We already knew Trump's acting attorney general, Matthew Whitaker, was involved in a shady enterprise to collect steep fees from the would-be inventors of time travel devices and "masculine" toilets. We also knew he embraced the role with vigor, writing threats to those that criticized the scheme.
Now we're learning that Whitaker's more recent day job appears to be little more than the latest iteration of a common conservative "nonprofit" scam. Whitaker made a television name for himself as the president of FACT, a supposed government watchdog organization that just happened to focus primarily on Donald Trump's most despised enemies, Hillary Clinton and then, after the launch of the Russia election probe, Special Counsel Robert Mueller. (This is how Whitaker came to Trump's attention in the first place, since Donald Trump is an obsessive TV watcher who chooses nearly all of his underlings based on their ability to praise him on television.)
What is FACT, then? According to reporting from the Washington Post, it seems to be little more than a "charity" pass-through for wealthy conservatives to pass funds to Matthew G. Whitaker. Over three years, Whitaker raked in $1.2 million as the charity's only apparent employee.
Whitaker’s 2017 pay from the charity — more than $500,000 for the first nine months, or half the charity’s receipts for the year, according to tax filings — and the group’s earlier, dormant incarnation have not been previously reported by media.

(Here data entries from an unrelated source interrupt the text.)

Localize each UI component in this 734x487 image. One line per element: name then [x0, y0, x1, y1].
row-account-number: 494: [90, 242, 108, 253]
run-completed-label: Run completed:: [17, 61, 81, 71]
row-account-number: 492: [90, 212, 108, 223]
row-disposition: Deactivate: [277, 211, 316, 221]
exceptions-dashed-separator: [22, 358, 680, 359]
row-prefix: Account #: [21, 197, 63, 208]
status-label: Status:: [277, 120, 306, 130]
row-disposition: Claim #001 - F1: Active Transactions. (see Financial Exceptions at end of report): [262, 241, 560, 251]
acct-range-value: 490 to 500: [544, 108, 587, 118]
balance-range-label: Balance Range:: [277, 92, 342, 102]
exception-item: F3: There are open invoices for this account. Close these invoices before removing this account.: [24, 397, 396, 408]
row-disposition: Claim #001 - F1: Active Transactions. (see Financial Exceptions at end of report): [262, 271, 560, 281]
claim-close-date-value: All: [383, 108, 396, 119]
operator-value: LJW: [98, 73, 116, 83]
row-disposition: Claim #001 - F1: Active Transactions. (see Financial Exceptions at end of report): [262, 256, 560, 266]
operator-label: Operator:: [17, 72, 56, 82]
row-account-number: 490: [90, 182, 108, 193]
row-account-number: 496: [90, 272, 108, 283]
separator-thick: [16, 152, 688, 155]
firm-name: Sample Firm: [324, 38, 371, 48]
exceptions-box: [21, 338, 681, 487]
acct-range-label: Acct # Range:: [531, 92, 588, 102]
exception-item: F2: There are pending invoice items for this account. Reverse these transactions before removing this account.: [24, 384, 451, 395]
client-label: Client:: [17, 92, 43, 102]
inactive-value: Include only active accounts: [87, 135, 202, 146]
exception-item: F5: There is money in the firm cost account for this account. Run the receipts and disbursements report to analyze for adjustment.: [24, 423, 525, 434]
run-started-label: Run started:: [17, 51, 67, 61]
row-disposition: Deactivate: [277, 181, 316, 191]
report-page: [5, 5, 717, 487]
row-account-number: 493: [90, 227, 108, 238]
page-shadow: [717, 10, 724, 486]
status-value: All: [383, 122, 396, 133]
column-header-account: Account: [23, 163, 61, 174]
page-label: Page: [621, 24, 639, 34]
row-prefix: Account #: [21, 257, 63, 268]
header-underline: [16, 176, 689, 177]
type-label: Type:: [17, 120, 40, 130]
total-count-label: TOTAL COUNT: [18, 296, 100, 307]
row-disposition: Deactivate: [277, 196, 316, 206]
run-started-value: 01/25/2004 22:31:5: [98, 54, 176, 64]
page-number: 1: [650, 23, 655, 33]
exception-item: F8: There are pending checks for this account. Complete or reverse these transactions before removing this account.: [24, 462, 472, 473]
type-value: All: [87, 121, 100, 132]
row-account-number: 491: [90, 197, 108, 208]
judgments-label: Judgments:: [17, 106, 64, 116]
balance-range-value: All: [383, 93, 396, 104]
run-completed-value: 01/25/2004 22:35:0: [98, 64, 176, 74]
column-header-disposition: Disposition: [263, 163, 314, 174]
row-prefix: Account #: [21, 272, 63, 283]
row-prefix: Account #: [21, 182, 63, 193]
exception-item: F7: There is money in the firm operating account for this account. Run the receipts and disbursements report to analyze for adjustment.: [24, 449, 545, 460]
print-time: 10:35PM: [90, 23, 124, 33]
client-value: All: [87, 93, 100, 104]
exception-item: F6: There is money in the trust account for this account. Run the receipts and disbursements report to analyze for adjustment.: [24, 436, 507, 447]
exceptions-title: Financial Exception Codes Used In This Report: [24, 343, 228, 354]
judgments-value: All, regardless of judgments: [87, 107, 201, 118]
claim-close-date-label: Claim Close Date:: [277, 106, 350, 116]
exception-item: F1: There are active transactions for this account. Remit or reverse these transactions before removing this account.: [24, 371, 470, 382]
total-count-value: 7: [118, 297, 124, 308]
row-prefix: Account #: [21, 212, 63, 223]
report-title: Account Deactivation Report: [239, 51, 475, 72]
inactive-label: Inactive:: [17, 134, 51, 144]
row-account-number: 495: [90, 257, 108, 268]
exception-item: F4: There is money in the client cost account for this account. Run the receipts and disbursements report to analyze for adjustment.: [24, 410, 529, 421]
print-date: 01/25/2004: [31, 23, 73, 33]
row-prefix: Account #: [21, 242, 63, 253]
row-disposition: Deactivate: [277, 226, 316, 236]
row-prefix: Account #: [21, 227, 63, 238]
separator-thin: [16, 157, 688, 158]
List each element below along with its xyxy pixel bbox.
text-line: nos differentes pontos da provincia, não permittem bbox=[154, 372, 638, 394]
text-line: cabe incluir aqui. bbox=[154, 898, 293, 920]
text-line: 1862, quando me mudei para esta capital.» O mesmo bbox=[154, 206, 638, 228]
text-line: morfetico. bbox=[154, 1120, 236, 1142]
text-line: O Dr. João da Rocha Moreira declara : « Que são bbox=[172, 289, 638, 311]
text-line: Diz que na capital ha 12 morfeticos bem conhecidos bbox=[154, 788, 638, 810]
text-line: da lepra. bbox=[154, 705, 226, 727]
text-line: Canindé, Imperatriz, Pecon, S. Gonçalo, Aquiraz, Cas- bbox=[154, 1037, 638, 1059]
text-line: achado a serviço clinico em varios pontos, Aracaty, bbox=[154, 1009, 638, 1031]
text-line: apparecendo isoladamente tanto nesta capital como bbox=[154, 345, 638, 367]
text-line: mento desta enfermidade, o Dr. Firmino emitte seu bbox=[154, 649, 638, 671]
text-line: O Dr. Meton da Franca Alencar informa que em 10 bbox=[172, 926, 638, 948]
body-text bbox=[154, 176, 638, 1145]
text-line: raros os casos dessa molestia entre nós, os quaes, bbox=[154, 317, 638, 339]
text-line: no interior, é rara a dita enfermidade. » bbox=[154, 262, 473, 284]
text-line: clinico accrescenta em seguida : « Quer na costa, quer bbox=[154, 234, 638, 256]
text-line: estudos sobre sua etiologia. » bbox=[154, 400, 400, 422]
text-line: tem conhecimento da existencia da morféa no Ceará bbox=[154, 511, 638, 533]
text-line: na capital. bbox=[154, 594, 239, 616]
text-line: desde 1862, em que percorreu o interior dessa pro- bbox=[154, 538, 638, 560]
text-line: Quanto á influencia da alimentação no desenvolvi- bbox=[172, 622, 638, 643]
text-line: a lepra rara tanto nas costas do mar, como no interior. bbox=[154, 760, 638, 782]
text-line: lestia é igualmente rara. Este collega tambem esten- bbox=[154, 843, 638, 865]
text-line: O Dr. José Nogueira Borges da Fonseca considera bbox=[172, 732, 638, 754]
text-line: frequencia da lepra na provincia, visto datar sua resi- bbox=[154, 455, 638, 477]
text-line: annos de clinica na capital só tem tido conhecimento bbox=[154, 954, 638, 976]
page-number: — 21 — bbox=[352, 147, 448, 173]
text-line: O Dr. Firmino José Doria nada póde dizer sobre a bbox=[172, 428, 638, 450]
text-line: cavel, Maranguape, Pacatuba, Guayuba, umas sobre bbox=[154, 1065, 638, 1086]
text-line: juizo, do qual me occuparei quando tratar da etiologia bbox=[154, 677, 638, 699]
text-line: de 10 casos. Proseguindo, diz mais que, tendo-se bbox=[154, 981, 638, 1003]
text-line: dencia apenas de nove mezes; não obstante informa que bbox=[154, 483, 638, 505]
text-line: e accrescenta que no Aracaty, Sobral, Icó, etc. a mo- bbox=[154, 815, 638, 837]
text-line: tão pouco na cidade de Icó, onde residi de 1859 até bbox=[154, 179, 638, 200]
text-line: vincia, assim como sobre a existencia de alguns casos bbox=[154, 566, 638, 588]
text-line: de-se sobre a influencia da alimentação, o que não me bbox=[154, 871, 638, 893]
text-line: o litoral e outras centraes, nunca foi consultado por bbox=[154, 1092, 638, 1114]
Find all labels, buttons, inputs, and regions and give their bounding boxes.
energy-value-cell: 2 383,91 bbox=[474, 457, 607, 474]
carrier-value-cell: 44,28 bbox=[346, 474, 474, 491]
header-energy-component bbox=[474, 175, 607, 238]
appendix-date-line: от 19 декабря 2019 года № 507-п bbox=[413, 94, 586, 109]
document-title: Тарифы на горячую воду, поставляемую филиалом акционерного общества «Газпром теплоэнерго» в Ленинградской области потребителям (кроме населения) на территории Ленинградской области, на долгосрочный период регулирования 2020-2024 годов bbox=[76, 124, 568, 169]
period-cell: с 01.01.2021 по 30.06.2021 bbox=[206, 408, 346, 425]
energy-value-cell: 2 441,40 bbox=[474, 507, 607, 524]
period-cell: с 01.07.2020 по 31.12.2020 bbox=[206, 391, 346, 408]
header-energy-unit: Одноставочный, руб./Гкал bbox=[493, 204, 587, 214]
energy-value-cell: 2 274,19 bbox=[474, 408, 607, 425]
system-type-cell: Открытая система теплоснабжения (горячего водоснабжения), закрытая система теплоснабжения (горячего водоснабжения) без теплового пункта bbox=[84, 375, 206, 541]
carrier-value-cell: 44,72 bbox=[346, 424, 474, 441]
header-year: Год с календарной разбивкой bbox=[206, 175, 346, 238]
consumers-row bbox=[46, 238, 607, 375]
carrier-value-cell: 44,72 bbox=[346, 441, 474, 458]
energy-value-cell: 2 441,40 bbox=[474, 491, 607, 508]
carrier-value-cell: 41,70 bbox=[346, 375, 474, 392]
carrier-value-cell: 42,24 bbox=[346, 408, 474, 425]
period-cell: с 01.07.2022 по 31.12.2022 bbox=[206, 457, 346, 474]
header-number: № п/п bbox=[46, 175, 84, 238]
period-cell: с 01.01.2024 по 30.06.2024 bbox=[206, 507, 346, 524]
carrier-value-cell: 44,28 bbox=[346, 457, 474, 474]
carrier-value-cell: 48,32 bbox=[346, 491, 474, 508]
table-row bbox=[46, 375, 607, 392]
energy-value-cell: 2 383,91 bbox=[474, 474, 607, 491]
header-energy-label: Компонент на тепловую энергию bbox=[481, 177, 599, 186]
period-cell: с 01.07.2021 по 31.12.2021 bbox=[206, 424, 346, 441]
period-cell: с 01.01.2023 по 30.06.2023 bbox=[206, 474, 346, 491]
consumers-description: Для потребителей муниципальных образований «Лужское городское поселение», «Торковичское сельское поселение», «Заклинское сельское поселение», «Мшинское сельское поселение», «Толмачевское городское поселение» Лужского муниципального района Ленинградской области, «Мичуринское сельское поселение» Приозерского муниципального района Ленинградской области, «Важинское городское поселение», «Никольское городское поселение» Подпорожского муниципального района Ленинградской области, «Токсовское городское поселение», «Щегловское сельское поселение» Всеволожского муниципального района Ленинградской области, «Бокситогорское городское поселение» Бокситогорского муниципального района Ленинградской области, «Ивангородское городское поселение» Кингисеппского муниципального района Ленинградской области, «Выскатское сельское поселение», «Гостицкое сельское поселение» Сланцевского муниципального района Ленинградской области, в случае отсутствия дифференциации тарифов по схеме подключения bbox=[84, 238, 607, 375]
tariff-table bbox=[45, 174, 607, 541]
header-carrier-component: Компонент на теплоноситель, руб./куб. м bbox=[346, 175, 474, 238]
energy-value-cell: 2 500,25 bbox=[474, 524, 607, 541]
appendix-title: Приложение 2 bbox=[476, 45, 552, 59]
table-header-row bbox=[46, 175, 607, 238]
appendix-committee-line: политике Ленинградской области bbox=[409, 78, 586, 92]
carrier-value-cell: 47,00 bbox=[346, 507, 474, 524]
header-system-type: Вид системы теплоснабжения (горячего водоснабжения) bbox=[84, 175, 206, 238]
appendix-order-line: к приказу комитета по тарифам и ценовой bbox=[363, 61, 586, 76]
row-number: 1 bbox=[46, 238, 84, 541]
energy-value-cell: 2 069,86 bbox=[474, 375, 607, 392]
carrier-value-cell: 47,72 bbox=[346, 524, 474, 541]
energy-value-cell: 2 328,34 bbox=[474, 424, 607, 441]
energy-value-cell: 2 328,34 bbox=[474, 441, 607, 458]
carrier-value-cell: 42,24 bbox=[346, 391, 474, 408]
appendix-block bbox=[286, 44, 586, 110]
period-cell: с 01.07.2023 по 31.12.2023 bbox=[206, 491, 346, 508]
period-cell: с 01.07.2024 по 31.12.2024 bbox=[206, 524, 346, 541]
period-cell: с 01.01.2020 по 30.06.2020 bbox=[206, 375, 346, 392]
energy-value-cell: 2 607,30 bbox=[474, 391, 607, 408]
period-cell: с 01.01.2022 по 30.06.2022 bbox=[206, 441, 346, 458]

That's not the only dodgy thing about FACT, either.
The Post reports that the nonprofit went through several iterations of name and supposed mission (it started out as a supposed "environmental policy" group, of all things) before landing on the new plan of being a one-employee shell seemingly designed to promote Matthew Whitaker, personally; it's not clear the IRS ever approved this latest, strangest incarnation. Who, precisely, was making the donations in the first place has been carefully shielded from the public eye—it could be only a handful of wealthy donors, or even a single wealthy man who just liked the ever-lovin' hell out of the idea of giving Whitaker, personally, an important, TV-worthy title. The other two members of the charity's board, consisting of a Whitaker former law partner and another conservative activist, were unwilling to talk to the Post, which is always a red flag.
And at least one of the people on the charity's prior IRS filings doesn't know how his name even got there.
“I never signed anything,” [Noah Wall] said. “I’m not entirely sure what any of this is.”
Now there's a ringing charity endorsement. And it's still probably a better sign than when two of the three board members refuse to return press phone calls.
All this is very interesting, of course, and we'll no doubt be learning more details in the weeks ahead, but it still comes back to the same question it seems to always come back to. Is there anyone among conservative pundits and activists who isn’t running a series of weird but obvious scams on the side? Anybody at all?